Cigarette ashes are blended with oil to shade the corner of one work in his show ‘From sea level to 5500 feet, with spoons and forks in between’ which can be caught at Th’YARC during the month of April.
This is Gorman’s first show and no doubt his former New York trained art teachers Gertrude and Paula Garson would be proud of their Yarmouth student.
Gorman also studied art, and coastal geography at Mount Allison University in Sackville, New Brunswick.
At the age of 12 he began painting and spent one year in the Art in Action program.
His April show is comprised of 14 works painted between 2004 and 2008. Most focus on semi-abstract coastal and mainland interpretations.
His main influence is the natural environment and it’s ever changing demeanor.
There’s ‘Home’ which he painted from Cranberry Head. It glows golden and orange like a fiery sunset. He refers to an abstract rendition of wintertime in the Rocky Mountains as being both bleak and dramatic.
“There’s a lot of disjointed lines but also symmetry which is really interesting in the mountains,” he said.
‘Stormy Sea’ implies the swell of the ocean and the cracking of the waves.
“When you go out towards John’s Cove on a stormy day and you look to your right it’s very choppy but at the same time it sort of fits into a pattern,” he said.
Gorman says he never works from photographs. He begins by picking a canvas size then chooses a colour.
“From the first colour I use, I pick a complementary colour and then it goes from there. I don’t think I’ve ever sat down and said I’m going to paint ‘this’,” he said.
His rendition of the CBC radio towers outside Sackville includes lots of birds; something he says is actually absent at that location.
A view from an airplane over Manitoba leaves ponds by a dusty dirt road, barns, and fields to the imagination. Flight paths and roads continue off the canvas.
For ‘Emerald Basin’ he mixed sand with the oil to provide texture.

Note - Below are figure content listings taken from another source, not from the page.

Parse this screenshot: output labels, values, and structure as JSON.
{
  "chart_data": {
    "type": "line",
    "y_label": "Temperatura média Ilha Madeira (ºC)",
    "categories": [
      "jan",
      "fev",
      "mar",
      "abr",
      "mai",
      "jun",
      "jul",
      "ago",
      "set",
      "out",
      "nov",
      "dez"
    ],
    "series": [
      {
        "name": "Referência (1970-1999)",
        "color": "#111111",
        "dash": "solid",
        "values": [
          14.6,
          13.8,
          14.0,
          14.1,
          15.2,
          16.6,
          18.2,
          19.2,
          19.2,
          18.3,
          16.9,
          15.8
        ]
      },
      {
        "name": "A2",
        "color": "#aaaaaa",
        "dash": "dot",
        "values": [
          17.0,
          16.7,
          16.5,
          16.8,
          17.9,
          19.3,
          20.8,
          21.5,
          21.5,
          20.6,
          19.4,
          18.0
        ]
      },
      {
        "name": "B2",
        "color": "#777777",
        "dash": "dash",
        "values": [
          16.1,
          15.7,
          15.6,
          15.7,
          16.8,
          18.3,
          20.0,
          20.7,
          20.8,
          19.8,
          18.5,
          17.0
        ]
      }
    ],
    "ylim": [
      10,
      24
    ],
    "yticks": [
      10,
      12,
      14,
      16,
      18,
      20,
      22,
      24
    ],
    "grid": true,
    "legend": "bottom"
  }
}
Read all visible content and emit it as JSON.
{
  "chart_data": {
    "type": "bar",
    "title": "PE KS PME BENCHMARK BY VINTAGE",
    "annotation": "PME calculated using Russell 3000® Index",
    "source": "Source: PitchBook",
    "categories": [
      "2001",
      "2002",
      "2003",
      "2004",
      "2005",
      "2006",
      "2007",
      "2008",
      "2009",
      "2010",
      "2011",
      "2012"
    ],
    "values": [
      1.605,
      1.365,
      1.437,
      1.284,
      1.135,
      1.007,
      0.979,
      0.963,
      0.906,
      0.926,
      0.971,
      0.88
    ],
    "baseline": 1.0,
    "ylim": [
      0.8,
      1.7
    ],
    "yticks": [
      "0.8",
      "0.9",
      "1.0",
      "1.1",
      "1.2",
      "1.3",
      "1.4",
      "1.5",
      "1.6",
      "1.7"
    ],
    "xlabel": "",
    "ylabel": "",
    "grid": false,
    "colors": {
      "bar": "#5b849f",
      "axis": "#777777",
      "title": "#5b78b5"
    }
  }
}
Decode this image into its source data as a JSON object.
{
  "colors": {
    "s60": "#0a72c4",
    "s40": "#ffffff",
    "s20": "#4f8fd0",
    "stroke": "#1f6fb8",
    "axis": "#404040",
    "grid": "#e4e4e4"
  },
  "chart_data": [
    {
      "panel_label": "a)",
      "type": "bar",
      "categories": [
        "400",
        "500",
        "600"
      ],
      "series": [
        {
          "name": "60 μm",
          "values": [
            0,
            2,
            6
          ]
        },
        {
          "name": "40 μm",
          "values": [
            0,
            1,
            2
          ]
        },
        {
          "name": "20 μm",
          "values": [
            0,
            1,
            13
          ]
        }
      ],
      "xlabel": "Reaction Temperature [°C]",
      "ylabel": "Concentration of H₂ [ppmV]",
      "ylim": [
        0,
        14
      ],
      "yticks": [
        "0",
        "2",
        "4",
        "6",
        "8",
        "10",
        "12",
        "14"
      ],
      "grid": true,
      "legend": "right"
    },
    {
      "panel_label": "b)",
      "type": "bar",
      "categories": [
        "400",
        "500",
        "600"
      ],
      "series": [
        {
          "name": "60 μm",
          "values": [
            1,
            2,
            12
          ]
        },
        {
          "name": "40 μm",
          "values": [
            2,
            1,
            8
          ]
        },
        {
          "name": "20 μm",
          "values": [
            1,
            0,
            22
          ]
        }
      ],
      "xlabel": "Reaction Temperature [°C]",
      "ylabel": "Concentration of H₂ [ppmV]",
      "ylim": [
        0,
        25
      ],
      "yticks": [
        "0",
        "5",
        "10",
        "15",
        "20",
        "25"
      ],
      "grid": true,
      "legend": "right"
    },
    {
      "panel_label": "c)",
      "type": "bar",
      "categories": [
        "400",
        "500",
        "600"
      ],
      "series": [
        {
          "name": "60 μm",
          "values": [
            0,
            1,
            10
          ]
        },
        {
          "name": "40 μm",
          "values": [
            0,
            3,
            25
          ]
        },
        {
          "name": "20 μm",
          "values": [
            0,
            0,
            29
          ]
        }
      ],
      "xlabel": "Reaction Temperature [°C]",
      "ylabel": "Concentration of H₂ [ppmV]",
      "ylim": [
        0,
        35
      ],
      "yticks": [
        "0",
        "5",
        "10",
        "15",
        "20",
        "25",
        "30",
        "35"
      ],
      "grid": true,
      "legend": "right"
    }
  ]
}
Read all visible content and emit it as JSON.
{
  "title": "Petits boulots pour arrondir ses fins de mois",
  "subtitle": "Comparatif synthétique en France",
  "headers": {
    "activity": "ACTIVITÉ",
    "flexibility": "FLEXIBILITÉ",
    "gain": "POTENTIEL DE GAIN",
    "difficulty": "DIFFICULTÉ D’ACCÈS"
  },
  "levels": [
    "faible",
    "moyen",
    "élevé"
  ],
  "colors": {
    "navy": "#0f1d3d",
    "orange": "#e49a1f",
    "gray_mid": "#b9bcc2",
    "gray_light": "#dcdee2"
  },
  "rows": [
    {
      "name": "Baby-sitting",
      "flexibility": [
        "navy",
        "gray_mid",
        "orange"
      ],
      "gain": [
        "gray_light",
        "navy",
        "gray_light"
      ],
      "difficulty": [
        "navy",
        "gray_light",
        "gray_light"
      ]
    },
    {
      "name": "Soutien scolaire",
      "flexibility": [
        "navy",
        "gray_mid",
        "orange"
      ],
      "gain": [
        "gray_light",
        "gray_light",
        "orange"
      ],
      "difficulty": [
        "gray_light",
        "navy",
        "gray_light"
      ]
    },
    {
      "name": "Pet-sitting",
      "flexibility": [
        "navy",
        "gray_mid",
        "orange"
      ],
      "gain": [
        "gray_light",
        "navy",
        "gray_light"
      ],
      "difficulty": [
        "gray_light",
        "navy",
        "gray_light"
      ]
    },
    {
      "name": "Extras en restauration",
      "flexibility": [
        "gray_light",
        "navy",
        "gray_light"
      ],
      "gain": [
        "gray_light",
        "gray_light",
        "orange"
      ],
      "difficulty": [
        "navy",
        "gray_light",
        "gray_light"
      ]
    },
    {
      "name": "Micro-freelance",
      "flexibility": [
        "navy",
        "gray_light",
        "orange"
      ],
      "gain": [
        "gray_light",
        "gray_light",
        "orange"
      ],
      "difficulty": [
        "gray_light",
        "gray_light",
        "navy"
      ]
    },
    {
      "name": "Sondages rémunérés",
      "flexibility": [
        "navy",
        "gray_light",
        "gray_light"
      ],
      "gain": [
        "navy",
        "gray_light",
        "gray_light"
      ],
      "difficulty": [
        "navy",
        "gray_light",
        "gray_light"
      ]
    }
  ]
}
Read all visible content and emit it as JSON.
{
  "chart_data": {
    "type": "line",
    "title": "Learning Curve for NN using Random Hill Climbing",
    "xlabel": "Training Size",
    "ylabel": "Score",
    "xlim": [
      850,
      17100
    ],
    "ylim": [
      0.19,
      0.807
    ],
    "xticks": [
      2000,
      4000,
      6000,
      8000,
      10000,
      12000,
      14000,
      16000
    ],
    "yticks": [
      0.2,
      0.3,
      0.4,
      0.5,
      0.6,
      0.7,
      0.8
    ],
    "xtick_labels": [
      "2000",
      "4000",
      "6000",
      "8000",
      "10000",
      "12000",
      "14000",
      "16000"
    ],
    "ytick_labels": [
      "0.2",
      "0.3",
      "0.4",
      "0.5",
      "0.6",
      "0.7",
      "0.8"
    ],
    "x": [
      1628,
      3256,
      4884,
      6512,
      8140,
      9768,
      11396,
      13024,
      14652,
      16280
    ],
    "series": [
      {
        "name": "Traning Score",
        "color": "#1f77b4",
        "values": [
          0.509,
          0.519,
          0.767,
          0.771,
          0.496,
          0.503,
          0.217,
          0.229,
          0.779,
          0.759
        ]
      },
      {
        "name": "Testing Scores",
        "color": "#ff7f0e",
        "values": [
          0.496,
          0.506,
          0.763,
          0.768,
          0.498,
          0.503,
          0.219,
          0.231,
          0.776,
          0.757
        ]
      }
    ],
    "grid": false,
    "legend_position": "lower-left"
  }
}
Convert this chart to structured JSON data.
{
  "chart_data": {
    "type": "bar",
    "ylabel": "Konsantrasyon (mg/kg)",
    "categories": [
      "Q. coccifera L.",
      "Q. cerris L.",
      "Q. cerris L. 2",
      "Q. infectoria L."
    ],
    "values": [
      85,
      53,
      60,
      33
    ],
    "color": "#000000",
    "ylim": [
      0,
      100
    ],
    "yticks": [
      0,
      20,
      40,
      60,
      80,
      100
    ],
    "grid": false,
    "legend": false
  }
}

“It was painted entirely with a knife. You’ll notice on some of my paintings, sort of the heaviness of the paint itself becomes part of the painting. It becomes two-dimensional. I like heavy mediums and a lot of texture,” he said.
‘Sailing into sunset’ has ten times the paint that some artists would use. Blue and red are strong in this painting.
“I really like working with blue and red because they are contrasting colours and they can be unappealing to the eye in a way but at the same time they are almost soothing,” said Gorman.
Here he has scratched and pulled down different layers using varying pressure with a knife.
He used a deep canvas mounted in the corner for the painting of a staircase. Only one colour – red - is used, which is mixed with cigarette ashes to shade an upper corner.
Th’YARC gallery is open from Tuesday – Friday 10 a.m. to 4 p.m. and Saturday and Sunday 2 p.m. to 4 p.m.